The biohydrometallurgical processing of metals have generated significant interest due to the potential for bioleaching and biological electrowinning processes to replace current energy intensive, costly, and environmentally contaminating smelting and hydrometallurgical processes. An ongoing research project aims to identify, study, and refine a Pb(II) bioremediation and biorecovery process for industrial application. Previous work has successfully demonstrated Pb(II) bioprecipitation of 86.5% of a 1,000 ppm Pb(II) initial concentration batch experiment within 22 days.
The objectives of the current study were: (1) to determine the minimum inhibitory concentration (MIC) at which a specific industrial consortium would cease to grow and/or precipitate Pb(II) from solution, (2) to determine the identity of the precipitate formed. The consortium was obtained from a borehole at an automotive battery recycling plant in Gauteng province South Africa. The MIC was studied using inoculated nutrient and simulated (reduced NaCl) agar plates. Pb(II) concentrations from 500 ppm to 200,000 ppm were tested in the nutrient agar, and Pb(II) concentrations of 50,000 ppm to the solubility limit of Pb(NO3)2 of 310,000 ppm Pb were tested in the simulated agar.
The results from the MIC study showed that the industrially obtained consortium was able to grow and precipitate Pb(II) at concentrations up to approximately 30,000 ppm. MIC values for the reduced NaCl and no NaCl runs of 34,914±5,995 ppm and 27,164±5,728 ppm, respectively.
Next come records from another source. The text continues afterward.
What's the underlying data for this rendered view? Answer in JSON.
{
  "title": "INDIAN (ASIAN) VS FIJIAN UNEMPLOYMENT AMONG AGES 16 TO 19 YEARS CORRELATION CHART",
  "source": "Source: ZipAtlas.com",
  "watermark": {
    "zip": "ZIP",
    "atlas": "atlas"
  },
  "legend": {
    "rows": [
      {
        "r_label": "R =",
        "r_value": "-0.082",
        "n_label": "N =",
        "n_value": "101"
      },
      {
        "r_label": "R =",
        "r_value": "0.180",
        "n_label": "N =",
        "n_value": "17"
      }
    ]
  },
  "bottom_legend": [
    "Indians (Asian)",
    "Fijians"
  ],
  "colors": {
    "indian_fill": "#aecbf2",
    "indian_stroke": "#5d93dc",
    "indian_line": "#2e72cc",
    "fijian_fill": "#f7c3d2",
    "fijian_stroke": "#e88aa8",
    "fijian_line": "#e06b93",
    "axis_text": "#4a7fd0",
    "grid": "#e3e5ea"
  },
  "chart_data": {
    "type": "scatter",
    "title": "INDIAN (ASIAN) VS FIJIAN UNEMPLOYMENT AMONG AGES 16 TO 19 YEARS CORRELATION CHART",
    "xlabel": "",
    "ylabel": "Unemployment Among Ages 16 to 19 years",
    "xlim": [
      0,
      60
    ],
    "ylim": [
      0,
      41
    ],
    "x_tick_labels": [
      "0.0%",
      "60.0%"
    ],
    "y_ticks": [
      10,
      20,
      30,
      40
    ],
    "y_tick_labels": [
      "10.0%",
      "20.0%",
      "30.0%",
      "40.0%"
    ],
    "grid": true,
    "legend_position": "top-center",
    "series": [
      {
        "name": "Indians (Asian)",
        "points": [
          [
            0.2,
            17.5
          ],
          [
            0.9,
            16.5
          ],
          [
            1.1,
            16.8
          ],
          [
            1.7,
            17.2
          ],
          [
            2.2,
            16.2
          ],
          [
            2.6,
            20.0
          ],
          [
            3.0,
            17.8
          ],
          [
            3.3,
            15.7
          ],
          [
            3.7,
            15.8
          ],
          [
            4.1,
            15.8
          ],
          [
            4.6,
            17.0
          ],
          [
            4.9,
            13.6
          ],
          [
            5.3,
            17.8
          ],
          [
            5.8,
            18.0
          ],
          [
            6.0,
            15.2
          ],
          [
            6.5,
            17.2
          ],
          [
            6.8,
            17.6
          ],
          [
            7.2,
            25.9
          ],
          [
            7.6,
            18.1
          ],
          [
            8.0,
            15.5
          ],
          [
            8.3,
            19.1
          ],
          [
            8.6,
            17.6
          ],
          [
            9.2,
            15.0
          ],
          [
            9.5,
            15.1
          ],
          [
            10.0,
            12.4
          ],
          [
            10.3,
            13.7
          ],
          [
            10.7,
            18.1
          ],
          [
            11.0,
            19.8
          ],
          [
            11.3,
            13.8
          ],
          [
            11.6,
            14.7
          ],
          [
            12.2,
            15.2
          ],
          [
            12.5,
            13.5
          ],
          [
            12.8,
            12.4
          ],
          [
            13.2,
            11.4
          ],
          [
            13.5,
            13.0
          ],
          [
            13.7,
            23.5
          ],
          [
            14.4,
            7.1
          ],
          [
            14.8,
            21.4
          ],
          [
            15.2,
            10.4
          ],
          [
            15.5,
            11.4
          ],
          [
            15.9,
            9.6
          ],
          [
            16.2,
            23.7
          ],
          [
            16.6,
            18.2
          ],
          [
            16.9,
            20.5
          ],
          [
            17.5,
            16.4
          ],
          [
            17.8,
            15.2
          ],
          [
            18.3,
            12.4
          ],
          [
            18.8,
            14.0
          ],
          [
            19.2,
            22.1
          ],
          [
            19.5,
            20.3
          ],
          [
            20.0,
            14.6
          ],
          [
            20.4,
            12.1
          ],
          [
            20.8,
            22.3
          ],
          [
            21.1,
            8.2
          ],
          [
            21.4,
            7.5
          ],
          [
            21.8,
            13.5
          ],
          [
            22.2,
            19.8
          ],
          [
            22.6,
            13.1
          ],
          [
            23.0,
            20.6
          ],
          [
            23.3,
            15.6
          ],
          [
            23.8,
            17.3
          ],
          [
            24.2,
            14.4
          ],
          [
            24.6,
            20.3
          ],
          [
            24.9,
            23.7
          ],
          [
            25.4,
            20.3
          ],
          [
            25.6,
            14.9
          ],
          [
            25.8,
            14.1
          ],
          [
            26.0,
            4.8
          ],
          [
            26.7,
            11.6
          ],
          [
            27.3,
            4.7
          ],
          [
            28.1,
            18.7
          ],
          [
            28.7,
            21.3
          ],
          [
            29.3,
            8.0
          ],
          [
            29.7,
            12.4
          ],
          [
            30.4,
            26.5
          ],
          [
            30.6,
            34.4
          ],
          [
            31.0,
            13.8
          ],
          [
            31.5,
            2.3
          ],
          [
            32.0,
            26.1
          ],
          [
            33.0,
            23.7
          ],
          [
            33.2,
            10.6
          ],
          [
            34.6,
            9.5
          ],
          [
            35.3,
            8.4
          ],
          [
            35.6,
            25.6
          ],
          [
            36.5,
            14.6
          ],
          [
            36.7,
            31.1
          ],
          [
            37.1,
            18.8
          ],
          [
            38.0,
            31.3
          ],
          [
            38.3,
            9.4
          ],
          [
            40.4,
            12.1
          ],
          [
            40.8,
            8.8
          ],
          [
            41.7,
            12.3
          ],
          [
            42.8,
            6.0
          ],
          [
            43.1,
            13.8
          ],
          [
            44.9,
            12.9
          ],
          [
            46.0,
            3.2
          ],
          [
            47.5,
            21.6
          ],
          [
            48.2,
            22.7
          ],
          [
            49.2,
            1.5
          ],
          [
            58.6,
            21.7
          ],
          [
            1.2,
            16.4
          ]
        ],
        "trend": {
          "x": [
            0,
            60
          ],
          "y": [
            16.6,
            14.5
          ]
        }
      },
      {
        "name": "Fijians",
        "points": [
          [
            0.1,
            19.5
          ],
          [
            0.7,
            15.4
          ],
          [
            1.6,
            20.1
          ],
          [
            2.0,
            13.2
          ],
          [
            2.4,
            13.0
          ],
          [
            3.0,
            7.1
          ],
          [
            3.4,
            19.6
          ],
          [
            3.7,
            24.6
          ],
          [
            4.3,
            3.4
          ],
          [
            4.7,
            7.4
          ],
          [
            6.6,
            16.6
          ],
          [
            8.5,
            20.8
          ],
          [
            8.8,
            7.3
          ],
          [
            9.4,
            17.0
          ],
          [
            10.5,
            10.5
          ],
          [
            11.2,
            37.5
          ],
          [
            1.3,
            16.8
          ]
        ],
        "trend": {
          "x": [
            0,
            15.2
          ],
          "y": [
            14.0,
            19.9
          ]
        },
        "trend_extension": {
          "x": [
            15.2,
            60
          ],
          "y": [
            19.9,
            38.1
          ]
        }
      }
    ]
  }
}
The results from the nutrient agar showed no evidence of inhibition, likely a result of decreased effective Pb(II) as a result of PbCl2 precipitation.
The XPS analysis of the metallic ring on the surface of the nutrient agar indicated the presence of PbS and elemental Pb, in the ratio 0.818:0.182. These results confirm a Pb-reduction (Pb(II) to Pb0) capability is present in the consortium.
From the results, it can be concluded that the industrial consortium has the ability to grow and precipitate Pb(II) in significantly high concentrations. In addition, a biological Pb(II) reduction to elemental lead capability was confirmed, potentially providing a replacement for the electrowinning step in traditional hydrometallurgical processing of Pb(II).